Verizon Wireless To Issue $90 Million In Refunds
tekgoblin writes "Verizon Wireless had somehow been charging customers extra money on their bills for data that they actually hadn't been using. Approximately 15 million customers were affected by the billing error. According to BGR the FCC had been pressuring Verizon to respond to the hundreds of complaints that had been piling up. So Verizon's answer was to refund all of the overcharged money as soon as possible."
If you RTFA, it actually says the overages were caused by "built in applications" such as web features on the phone put there by verizon, and then charged $1.99 for 1MB of data used despite it being merely a few kilobytes downloaded.
Also, the majority of customers will be receiving Credits instead of an actual refund. So essentially they will never get this money back.
Thank God they don't run the Internet
Otherwise:
$90 million was no "accident." This is all standard operating procedure. In some circles, this is huge theft. If done to the government, it would result in criminal charges.
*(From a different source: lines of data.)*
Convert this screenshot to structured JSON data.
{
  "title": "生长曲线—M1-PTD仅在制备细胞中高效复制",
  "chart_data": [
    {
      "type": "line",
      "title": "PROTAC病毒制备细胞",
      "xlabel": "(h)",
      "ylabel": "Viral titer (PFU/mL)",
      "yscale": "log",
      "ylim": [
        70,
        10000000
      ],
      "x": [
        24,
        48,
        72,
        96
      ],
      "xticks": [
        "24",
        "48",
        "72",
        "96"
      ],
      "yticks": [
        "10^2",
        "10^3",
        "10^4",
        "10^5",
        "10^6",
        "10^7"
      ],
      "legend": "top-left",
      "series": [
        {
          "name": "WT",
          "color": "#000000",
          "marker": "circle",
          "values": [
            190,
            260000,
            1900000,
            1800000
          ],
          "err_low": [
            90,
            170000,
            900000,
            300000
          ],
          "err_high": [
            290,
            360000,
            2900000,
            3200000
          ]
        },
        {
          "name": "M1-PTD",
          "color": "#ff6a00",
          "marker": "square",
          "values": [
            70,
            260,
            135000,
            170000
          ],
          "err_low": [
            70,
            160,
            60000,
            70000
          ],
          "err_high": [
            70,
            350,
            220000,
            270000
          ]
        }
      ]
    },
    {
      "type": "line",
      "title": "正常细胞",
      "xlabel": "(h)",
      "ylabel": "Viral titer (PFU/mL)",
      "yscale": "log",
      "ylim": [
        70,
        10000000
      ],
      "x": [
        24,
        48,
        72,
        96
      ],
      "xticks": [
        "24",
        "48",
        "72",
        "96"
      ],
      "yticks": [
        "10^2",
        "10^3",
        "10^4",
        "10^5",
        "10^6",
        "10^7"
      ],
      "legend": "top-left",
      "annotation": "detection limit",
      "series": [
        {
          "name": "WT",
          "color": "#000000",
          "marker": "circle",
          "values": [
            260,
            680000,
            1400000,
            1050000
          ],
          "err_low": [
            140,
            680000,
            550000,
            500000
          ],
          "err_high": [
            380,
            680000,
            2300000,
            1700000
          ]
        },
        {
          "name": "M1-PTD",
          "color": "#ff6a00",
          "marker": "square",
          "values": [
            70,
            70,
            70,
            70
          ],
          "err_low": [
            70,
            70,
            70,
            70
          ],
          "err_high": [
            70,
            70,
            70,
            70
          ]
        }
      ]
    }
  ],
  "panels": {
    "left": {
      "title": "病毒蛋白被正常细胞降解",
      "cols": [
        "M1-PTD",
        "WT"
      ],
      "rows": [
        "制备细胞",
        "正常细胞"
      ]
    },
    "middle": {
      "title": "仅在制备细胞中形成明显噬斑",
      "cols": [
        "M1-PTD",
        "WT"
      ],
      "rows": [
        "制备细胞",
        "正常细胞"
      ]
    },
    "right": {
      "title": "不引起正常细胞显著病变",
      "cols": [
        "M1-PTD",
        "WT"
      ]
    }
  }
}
Being quick to refund was nothing more than cover their asse[t]s. The telecoms are all resisting FCC inquiries and we know why... we KNEW why -- because they are all massively ripping off the public.
'$90 million was no "accident."'
Maybe it wasn't, but I find this "matter-of-fact" statement amusing. What, the fact that it's a large number makes the idea of an error impossible? A systematic error in their billing system - the kind of thing I have no problem believing would slip past a corporate QA department - could easily rack up $90M across the book of business before being noticed.
IT makes it possible to do everything - including screw up - a lot faster than you would imagine.
'This is all standard operating procedure'
Citation needed. If you've ever actually worked in a corporation, then you know that the management will do all manner of unethical thing, but only to the extent they can delude themselves into believing it's really ok. I've yet to meet an executive so far gone that he believes you can overcharge your customers and then repay the principal when you get caught. They like to be a lot more subtle than that.
'The telecoms are all resisting FCC inquiries'
All companies resist all manner of oversight. Oversight costs money even when you're following the rules. This doesn't mean that there should be no oversight, but it does mean that a company cannot be presumed guilty for trying to avoid oversight.
A systematic error in their billing system - the kind of thing I have no problem believing would slip past a corporate QA department - could easily rack up $90M across the book of business before being noticed.
So why would it take an FCC inquiry (and a large number of consumer complaints, endless websites/news stories about Verizon's bad data-charging habits, "Verizon Math", and even firing employees who offer service blocks to customers)?
In most cases, okay, I can totally grok the 'never attribute to malice' line. But Verizon? Sorry... they're the type where this sort of thing is designed, not accidental. Also, that $90m is likely only a portion of the money they've taken in over the years.
Quo usque tandem abutere, Nimbus, patientia nostra?